Here’s how retail outlets spell nightmare: S-H-O-W-R-O-O-M-I-N-G. Statistics show that the phenomena—which took off as mobile smart devices proliferated, giving consumers the ability to compare prices while in-store—certainly isn’t going away. More than half of consumers report discovering lower prices online than in store, and 33% of shoppers used the information to buy the product elsewhere, according to a report from Teradata‘s marketing software subsidiary Aprimo and Forrester Research.
“You can’t stop it,” says Marshal Cohen, chief retail industry analyst at The NPD Group. “Consumers have so much information at their fingertips now.”
Price matching is one short-term solution, says Sucharita Mulpuru, VP and principal analyst at Forrester. But she emphasizes that price matching is simply table stakes.
The variety of online inventory can add to the draw of showrooming, so Cohen recommends using mobile apps, in-store technology like kiosks, and superior customer service to help drive store sales. For example, women’s clothing retailer Ann Taylor delivers sizes and colors not available in-store to a customer’s home the next day for free.

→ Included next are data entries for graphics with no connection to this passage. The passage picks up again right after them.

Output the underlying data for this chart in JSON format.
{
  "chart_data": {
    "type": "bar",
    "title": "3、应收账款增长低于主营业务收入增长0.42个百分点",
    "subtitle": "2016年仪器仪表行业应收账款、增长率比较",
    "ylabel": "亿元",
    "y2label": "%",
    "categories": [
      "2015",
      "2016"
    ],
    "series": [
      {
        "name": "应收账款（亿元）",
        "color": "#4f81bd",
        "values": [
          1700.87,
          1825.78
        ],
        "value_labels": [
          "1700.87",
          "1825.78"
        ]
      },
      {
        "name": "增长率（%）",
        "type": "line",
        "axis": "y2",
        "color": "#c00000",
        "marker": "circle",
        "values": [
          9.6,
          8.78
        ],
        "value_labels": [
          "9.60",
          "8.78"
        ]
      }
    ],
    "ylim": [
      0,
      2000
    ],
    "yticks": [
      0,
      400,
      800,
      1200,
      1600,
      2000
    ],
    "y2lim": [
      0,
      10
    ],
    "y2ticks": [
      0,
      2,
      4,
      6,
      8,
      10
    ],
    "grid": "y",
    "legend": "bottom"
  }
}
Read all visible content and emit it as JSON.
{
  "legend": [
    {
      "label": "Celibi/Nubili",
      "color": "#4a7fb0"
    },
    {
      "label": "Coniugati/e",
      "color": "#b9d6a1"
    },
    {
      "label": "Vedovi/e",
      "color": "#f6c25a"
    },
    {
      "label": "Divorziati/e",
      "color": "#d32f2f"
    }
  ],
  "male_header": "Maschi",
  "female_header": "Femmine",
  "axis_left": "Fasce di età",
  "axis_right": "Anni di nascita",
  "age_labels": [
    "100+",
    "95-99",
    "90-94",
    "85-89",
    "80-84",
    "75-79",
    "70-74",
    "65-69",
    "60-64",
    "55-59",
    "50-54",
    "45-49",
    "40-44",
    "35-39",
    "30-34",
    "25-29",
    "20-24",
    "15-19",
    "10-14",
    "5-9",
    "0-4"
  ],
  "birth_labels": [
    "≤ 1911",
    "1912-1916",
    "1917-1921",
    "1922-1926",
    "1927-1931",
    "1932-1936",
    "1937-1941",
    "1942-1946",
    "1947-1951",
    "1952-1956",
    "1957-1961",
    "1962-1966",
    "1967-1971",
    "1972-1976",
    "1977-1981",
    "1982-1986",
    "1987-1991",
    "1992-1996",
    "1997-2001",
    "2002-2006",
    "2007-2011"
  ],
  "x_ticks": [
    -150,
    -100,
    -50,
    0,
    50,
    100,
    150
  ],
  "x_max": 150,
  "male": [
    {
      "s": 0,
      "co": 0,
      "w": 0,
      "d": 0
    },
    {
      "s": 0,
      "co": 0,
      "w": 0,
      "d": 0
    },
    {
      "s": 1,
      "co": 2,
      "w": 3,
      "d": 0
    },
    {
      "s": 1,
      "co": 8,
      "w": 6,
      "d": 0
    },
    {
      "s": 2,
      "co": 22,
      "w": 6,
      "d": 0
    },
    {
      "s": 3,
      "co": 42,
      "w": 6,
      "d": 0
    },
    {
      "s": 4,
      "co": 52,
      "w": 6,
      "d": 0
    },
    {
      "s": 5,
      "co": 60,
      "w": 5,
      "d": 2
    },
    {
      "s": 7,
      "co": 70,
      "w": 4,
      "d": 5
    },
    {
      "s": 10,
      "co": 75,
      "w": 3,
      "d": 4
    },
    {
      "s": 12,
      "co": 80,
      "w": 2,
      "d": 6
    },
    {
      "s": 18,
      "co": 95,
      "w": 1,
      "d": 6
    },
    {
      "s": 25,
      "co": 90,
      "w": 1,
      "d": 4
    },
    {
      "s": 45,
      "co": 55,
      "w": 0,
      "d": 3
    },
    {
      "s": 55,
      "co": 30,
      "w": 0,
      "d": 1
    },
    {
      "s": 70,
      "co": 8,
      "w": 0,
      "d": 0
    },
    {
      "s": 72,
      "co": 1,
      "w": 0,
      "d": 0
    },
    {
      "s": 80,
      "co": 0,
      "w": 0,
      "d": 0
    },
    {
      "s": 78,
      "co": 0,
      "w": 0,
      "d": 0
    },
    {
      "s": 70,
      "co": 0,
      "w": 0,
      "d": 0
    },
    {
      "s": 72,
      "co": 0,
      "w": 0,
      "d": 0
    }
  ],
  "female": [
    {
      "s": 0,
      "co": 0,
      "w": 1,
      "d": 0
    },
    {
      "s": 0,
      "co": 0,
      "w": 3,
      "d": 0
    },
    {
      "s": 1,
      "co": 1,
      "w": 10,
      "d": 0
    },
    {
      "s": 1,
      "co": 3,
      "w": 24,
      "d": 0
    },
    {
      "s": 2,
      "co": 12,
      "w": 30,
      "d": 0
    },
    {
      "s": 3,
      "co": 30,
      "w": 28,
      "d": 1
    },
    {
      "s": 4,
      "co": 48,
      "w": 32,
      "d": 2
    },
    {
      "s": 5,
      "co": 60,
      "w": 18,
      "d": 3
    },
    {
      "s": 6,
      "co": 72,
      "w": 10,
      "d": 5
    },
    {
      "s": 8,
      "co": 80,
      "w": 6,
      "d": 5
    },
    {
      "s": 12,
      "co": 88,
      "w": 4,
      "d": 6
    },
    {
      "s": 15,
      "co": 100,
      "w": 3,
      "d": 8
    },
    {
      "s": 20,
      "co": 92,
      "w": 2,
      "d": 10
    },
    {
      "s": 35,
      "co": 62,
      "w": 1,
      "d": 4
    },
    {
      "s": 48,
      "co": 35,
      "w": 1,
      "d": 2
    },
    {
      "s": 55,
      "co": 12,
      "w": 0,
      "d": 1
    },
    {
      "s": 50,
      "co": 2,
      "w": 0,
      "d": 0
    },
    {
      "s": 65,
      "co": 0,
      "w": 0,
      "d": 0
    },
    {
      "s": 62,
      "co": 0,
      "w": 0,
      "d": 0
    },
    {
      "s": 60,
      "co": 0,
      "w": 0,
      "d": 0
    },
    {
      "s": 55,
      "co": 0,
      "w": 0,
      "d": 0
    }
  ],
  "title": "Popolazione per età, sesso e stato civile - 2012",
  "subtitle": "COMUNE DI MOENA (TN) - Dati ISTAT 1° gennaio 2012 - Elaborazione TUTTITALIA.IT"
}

Lowe’s has installed online home improvement tutorials via digital kiosks in its outlets. Big box store Target implemented a program called “Five Weeks of Amazing.” In leaked documents to its retail employees, Target presented a script designed to create a customer friendly environment.
“Our store is where guests can see what’s new…and most of all, where they can see our ‘Expect More. Pay Less’ brand promise come alive in a series of memorable moments,” the documents explained.
But this isn’t enough, Mulpuru says. After all, apps are a hassle to download, kiosks aren’t always easy to find, and minimum-wage retail workers aren’t necessarily motivated to create a compelling shopping experience. Mulpuru recommends that retailers redefine their relationship with manufacturers, for instance, by renting space to them on retail floors.
Improving SEO for local searches is another option. Mulpuru says that Google, for example, could potentially offer retailers better local search ads that use geographic locations to target product searches, though it hasn’t done so yet. So far Google only lets marketers buy ads based on location information, which shows a person where the closest store is and allows them to click to call.
Michael LeBeau, founder and CEO of Weld Media, the digital arm of agency Marketing Drive, says that retailers should ultimately be thinking about trying to “replicate what consumers are doing on their own in the store.”
For example, consumers shopping for a stereo may go online to read reviews, then look at their social networks, and then go to search engines to compare prices. He recommends that retailers do this for consumers and put tablets in stores that feature this information.
“What if retailer aggregated all of that information on behalf of consumers?” LeBeau asks. “Now I don’t have to do that research on my own, which makes it easier for me.” If retailers take on this strategy, they also should optimize their product and pricing mix so showrooming consumers will make the purchase while in their store.